Williams could not have been in earnest in this villanous counsel, but he knew his man. This conceit of dignifying dignities by the Simoniacal prostitution of them to blood-royal was just suited to James's fool-cunningness.



Part II. s. 74.
... To yield not only passive obedience (which is due) but active also, &c.
'Which is due.' What in the name of common sense can this mean, that is, speculatively? Practically, the meaning is clear enough, namely, that we should do what we can to escape hanging; but the distinction is for decorum, and so let it pass.



Ib.
s. 75.
This is the venom of this new doctrine, that by making us the King's creatures, and in the state of minors or children, to take away all our property; which would leave us nothing of our own, and lead us (but that God hath given us just and gracious Princes) into slavery.
And yet this just and gracious Prince prompts, sanctions, supports, and openly rewards this envenomer, in flat contempt of both Houses of Parliament, — protects and prefers him and others of the same principles and professions on account of these professions!
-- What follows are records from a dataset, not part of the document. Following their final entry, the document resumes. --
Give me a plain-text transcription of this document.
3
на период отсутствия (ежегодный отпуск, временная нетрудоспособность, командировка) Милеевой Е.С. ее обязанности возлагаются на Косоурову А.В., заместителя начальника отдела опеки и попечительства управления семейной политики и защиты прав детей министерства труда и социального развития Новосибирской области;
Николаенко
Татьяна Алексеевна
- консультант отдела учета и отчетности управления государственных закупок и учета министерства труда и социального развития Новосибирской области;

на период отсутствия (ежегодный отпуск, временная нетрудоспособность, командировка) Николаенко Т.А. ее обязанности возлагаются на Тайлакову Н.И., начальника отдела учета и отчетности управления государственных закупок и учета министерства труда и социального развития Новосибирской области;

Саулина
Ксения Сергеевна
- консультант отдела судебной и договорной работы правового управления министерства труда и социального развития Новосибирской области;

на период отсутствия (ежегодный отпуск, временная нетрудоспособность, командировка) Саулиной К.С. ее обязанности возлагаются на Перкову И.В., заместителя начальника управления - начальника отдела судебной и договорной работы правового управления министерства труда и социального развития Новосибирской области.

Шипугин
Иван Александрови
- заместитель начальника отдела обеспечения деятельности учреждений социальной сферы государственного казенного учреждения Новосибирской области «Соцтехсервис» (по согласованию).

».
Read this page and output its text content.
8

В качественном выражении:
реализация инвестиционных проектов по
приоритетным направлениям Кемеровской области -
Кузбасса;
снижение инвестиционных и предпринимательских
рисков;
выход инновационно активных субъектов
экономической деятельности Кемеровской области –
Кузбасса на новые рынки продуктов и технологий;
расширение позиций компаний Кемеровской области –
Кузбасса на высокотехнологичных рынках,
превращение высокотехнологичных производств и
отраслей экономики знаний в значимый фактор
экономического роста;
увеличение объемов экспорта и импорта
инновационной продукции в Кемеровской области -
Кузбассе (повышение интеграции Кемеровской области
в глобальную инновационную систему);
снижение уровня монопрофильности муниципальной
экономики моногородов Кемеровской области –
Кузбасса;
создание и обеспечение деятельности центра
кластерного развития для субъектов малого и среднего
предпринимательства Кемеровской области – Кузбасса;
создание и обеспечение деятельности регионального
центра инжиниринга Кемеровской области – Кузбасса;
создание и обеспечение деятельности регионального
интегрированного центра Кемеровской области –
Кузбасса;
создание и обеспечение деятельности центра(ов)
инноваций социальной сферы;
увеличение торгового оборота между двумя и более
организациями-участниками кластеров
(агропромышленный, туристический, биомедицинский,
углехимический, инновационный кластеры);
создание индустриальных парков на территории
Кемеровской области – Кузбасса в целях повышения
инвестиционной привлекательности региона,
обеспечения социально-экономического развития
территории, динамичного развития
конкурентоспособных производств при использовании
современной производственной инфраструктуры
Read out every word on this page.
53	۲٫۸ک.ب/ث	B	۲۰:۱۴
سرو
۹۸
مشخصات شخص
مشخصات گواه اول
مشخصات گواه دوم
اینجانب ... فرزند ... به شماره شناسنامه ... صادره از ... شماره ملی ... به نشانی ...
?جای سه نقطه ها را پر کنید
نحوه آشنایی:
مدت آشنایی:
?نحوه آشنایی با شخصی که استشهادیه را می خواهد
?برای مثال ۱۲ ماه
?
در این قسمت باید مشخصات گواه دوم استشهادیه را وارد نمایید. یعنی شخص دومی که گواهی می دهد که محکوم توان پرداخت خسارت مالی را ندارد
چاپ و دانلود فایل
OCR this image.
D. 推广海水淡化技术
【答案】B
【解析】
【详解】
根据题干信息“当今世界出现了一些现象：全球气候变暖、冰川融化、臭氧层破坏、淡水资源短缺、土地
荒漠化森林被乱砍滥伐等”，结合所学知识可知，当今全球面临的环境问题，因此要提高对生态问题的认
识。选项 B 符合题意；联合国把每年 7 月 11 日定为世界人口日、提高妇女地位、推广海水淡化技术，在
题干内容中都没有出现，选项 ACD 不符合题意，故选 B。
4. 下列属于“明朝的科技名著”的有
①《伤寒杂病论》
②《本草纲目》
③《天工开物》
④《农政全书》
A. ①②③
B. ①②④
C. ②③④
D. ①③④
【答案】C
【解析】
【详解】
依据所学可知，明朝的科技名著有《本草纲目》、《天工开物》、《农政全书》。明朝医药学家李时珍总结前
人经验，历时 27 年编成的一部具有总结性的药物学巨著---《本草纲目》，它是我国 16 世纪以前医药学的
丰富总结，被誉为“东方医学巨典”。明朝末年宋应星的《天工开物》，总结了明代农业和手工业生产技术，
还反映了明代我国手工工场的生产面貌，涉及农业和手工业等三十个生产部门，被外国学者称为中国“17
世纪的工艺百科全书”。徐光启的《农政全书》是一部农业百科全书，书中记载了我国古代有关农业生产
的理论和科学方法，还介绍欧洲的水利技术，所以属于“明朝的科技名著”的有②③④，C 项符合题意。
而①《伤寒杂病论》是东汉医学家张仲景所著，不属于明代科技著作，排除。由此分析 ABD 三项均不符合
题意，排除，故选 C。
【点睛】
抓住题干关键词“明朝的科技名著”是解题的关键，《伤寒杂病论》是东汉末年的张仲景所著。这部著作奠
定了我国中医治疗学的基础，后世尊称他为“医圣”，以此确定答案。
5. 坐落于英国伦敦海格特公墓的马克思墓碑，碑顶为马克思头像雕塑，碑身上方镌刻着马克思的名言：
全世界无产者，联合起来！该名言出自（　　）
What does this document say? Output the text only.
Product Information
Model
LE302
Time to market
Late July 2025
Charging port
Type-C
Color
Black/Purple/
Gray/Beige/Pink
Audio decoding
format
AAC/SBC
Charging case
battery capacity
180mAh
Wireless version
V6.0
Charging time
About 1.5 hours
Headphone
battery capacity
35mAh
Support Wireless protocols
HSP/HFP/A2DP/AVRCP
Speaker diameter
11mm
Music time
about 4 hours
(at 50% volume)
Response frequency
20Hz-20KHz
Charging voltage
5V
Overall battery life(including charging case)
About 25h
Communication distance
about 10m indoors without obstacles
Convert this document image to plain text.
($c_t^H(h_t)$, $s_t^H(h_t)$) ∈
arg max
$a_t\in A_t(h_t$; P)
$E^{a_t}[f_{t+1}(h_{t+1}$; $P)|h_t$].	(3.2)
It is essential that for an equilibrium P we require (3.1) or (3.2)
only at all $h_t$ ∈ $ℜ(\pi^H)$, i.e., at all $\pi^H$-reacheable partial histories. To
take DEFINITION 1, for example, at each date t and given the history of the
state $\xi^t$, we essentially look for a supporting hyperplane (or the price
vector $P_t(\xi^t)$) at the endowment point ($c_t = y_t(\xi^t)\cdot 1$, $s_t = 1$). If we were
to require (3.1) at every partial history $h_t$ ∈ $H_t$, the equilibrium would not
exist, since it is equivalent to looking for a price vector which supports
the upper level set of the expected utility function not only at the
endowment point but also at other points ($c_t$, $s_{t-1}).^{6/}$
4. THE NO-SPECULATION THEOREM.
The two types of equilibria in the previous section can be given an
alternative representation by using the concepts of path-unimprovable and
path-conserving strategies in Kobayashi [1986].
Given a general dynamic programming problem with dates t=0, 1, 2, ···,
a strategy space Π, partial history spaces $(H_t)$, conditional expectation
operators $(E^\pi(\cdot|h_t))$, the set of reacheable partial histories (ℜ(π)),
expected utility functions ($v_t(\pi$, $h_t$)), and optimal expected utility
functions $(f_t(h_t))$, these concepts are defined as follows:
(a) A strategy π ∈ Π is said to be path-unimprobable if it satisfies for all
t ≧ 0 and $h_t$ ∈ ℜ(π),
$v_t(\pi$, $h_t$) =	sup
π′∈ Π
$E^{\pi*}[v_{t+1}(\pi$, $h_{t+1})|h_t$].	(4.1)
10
And the Parliament and nation were inexcusable, forsooth, in not trusting to Charles's assurances, or rather the assurances put in his mouth by Hyde, Falkland, and others, that he had always abhorred these principles.



Ib.
s. 136.
When they saw he was not selfish (it is a word of their own new mint), &c.
Singular! From this passage it would seem that our so very common word 'selfish' is no older than the latter part of the reign of Charles I.